Friendship, along with the entire socialist realist chapter of Szapocznikow’s oeuvre, was marginalised for years. The story of her art would begin with two other sculptures: First Love, from 1954, and Difficult Age, from 1956. The latter, a naked figure of a teenage girl sculpted in gypsum and patinated, has little in common with the female bodies – or rather their fetishised fragments – which we know from Szapocznikow’s later works. Standing a little astride, erect, with one hand on her hip, she’s almost boyish in comparison, as the art historian Anna Markowska observed.
Her slim silhouette – nearly 190 cm tall, with narrow hips, small breasts, hair tied in a ponytail and neck as long as that of Parmigianino’s Mannerist Madonna (Madonna with the Long Neck) – retains quite a lot of the strength of socialist realist monumental sculptures of workers; however, it’s stripped of any attributes defining her social role. Suspended between childhood and adulthood as well as between the monumentality of socialist realism and the art of the October thaw, which leans towards the personal and the everyday, Difficult Age conveys with perfect accuracy its historical moment: the tangible wind of change following the death of Stalin.

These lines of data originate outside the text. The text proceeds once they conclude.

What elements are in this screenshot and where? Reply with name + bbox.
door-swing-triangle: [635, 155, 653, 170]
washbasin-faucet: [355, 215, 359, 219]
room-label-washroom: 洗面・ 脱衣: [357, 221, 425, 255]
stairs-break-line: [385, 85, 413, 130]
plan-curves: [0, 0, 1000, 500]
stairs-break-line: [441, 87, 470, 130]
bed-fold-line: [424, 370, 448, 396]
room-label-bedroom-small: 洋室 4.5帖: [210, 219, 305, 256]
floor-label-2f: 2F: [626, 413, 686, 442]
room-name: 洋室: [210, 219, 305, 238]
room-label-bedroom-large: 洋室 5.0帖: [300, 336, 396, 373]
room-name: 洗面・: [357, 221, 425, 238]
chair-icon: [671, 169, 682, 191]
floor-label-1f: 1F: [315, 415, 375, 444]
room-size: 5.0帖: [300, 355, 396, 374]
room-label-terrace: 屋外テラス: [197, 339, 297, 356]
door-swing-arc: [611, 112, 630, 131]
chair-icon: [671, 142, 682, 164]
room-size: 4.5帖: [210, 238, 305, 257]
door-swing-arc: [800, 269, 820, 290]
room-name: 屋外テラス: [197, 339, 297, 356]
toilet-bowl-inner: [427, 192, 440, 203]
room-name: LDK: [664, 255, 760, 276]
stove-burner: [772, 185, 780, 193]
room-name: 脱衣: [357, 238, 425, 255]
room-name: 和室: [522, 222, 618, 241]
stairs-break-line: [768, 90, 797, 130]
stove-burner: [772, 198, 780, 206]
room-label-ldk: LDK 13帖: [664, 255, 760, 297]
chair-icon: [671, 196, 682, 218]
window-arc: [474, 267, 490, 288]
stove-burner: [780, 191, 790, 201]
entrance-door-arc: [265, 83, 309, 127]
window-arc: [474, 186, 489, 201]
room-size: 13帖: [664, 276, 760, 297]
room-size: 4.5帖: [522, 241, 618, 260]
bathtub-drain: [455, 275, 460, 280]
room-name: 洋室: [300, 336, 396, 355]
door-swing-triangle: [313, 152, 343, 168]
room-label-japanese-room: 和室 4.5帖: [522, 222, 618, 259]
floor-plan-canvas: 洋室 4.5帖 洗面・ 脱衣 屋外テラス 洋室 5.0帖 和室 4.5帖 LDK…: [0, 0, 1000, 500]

Simultaneously, it remains thoroughly universal. The girl’s bellicose pose contrasts with the uncertainty perceptible in her facial expression, and her unnaturally elongated proportions convey with perfect accuracy the experience of the body in that ‘difficult age’, which we all remember from our own lives. When hormones seem to be taking over, limbs appear to us as weirdly uncoordinated and out of proportion, and rebellion mixes with anxiety. Even the material – fragile gypsum that resembles bronze only on the surface, owing to patina, perfectly complements the message of the sculpture, the silent monument to the generation of ‘younger brothers (and sisters) of Columbuses’ [Columbuses were the generation of Polish writers born in or around the year 1920, whose formative years coincided with World War II, trans.] as well as to adolescence as such.